La casa payesa típica de Ibiza y Formentera se caracteriza por ser una construcción de formas cúbicas, robusta y sólida e integrada en el paisaje, tanto por la manera de construirla como por los materiales que emplea.
Austera en su planteamiento, la casa rural pitiusa está concebida para ser funcional y, por lo tanto, se adapta a las peculiaridades, no sólo paisajísticas,sino climáticas.
Muros gruesos que aíslan del frío en invierno y del calor en verano, y ventanas pequeñas, que facilitan un interior fresco en verano. Cal blanca en las paredes para reflejar el sol y una sucesión de unidades cúbicas añadidas según iba aumentando el número de moradores. Pero no acaba aquí la concepción pragmática e ingeniosa de quienes idearon estas casas de belleza singular por su sencillez. La escasez de agua provocó la construcción de techos planos que recogen el agua del rocío y las lluvias y la canalizan hasta un aljibe o cisterna, para así poder aprovecharla para el consumo.

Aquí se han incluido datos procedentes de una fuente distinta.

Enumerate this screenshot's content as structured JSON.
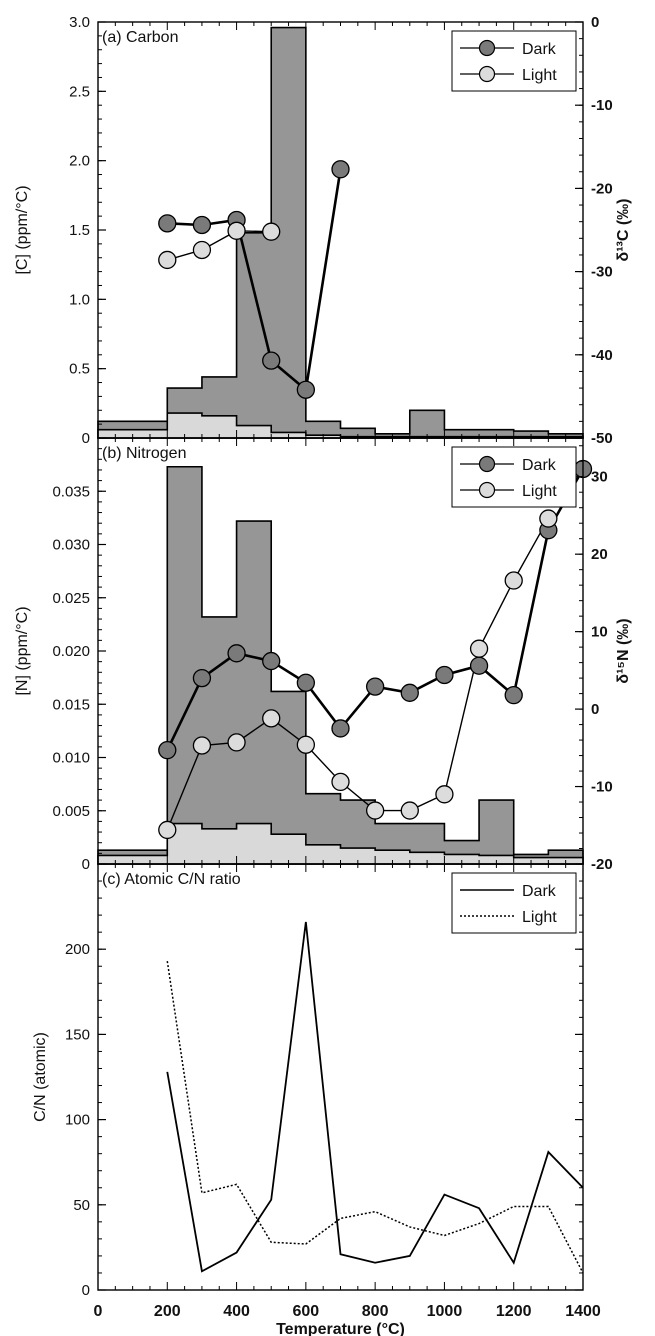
{
  "chart_data": [
    {
      "type": "bar",
      "panel_label": "(a) Carbon",
      "ylabel": "[C] (ppm/°C)",
      "y2label_html": "δ¹³C (‰)",
      "ylim": [
        0,
        3.0
      ],
      "yticks": [
        "0",
        "0.5",
        "1.0",
        "1.5",
        "2.0",
        "2.5",
        "3.0"
      ],
      "y2lim": [
        -50,
        0
      ],
      "y2ticks": [
        "-50",
        "-40",
        "-30",
        "-20",
        "-10",
        "0"
      ],
      "xlim": [
        0,
        1400
      ],
      "bins": [
        0,
        200,
        300,
        400,
        500,
        600,
        700,
        800,
        900,
        1000,
        1100,
        1200,
        1300,
        1400
      ],
      "bar_series": [
        {
          "name": "Dark",
          "values": [
            0.12,
            0.36,
            0.44,
            1.48,
            2.96,
            0.12,
            0.07,
            0.03,
            0.2,
            0.06,
            0.06,
            0.05,
            0.03
          ]
        },
        {
          "name": "Light",
          "values": [
            0.06,
            0.18,
            0.16,
            0.09,
            0.04,
            0.02,
            0.01,
            0.01,
            0.01,
            0.01,
            0.01,
            0.01,
            0.01
          ]
        }
      ],
      "line_series": [
        {
          "name": "Dark",
          "x": [
            200,
            300,
            400,
            500,
            600,
            700
          ],
          "y": [
            -24.2,
            -24.4,
            -23.8,
            -40.7,
            -44.2,
            -17.7
          ]
        },
        {
          "name": "Light",
          "x": [
            200,
            300,
            400,
            500
          ],
          "y": [
            -28.6,
            -27.4,
            -25.1,
            -25.2
          ]
        }
      ],
      "legend": [
        "Dark",
        "Light"
      ],
      "legend_position": "top-right"
    },
    {
      "type": "bar",
      "panel_label": "(b) Nitrogen",
      "ylabel": "[N] (ppm/°C)",
      "y2label_html": "δ¹⁵N (‰)",
      "ylim": [
        0,
        0.04
      ],
      "yticks": [
        "0",
        "0.005",
        "0.010",
        "0.015",
        "0.020",
        "0.025",
        "0.030",
        "0.035"
      ],
      "y2lim": [
        -20,
        35
      ],
      "y2ticks": [
        "-20",
        "-10",
        "0",
        "10",
        "20",
        "30"
      ],
      "xlim": [
        0,
        1400
      ],
      "bins": [
        0,
        200,
        300,
        400,
        500,
        600,
        700,
        800,
        900,
        1000,
        1100,
        1200,
        1300,
        1400
      ],
      "bar_series": [
        {
          "name": "Dark",
          "values": [
            0.0013,
            0.0373,
            0.0232,
            0.0322,
            0.0162,
            0.0066,
            0.006,
            0.0038,
            0.0038,
            0.0022,
            0.006,
            0.0009,
            0.0013
          ]
        },
        {
          "name": "Light",
          "values": [
            0.0008,
            0.0038,
            0.0033,
            0.0038,
            0.0028,
            0.0018,
            0.0015,
            0.0013,
            0.0011,
            0.0009,
            0.0008,
            0.0006,
            0.0006
          ]
        }
      ],
      "line_series": [
        {
          "name": "Dark",
          "x": [
            200,
            300,
            400,
            500,
            600,
            700,
            800,
            900,
            1000,
            1100,
            1200,
            1300,
            1400
          ],
          "y": [
            -5.3,
            4,
            7.2,
            6.2,
            3.4,
            -2.5,
            2.9,
            2.1,
            4.4,
            5.6,
            1.8,
            23.1,
            31
          ]
        },
        {
          "name": "Light",
          "x": [
            200,
            300,
            400,
            500,
            600,
            700,
            800,
            900,
            1000,
            1100,
            1200,
            1300
          ],
          "y": [
            -15.6,
            -4.7,
            -4.3,
            -1.2,
            -4.6,
            -9.4,
            -13.1,
            -13.1,
            -11,
            7.8,
            16.6,
            24.6
          ]
        }
      ],
      "legend": [
        "Dark",
        "Light"
      ],
      "legend_position": "top-right"
    },
    {
      "type": "line",
      "panel_label": "(c) Atomic C/N ratio",
      "ylabel": "C/N (atomic)",
      "xlabel": "Temperature (°C)",
      "ylim": [
        0,
        250
      ],
      "yticks": [
        "0",
        "50",
        "100",
        "150",
        "200"
      ],
      "xlim": [
        0,
        1400
      ],
      "xticks": [
        "0",
        "200",
        "400",
        "600",
        "800",
        "1000",
        "1200",
        "1400"
      ],
      "series": [
        {
          "name": "Dark",
          "x": [
            200,
            300,
            400,
            500,
            600,
            700,
            800,
            900,
            1000,
            1100,
            1200,
            1300,
            1400
          ],
          "y": [
            128,
            11,
            22,
            53,
            216,
            21,
            16,
            20,
            56,
            48,
            16,
            81,
            60
          ]
        },
        {
          "name": "Light",
          "x": [
            200,
            300,
            400,
            500,
            600,
            700,
            800,
            900,
            1000,
            1100,
            1200,
            1300,
            1400
          ],
          "y": [
            193,
            57,
            62,
            28,
            27,
            42,
            46,
            37,
            32,
            39,
            49,
            49,
            10
          ]
        }
      ],
      "legend": [
        "Dark",
        "Light"
      ],
      "legend_position": "top-right"
    }
  ],
  "colors": {
    "dark_bar": "#969696",
    "light_bar": "#d9d9d9",
    "dark_marker": "#7a7a7a",
    "light_marker": "#dcdcdc",
    "line": "#000000"
  }
}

En cuanto a su disposición interna, una gran estancia central, a modo de gran recibidor que distribuye el acceso a las habitaciones y una cocina con una gran chimenea, eran los lugares de reunión de la familia. Las más rican contaban con almazara, horno o porche, así como algún piso, entre otros elementos. Ca n,Andreu, en Sant Carlos, es un bello ejemplo convertido en casa museo.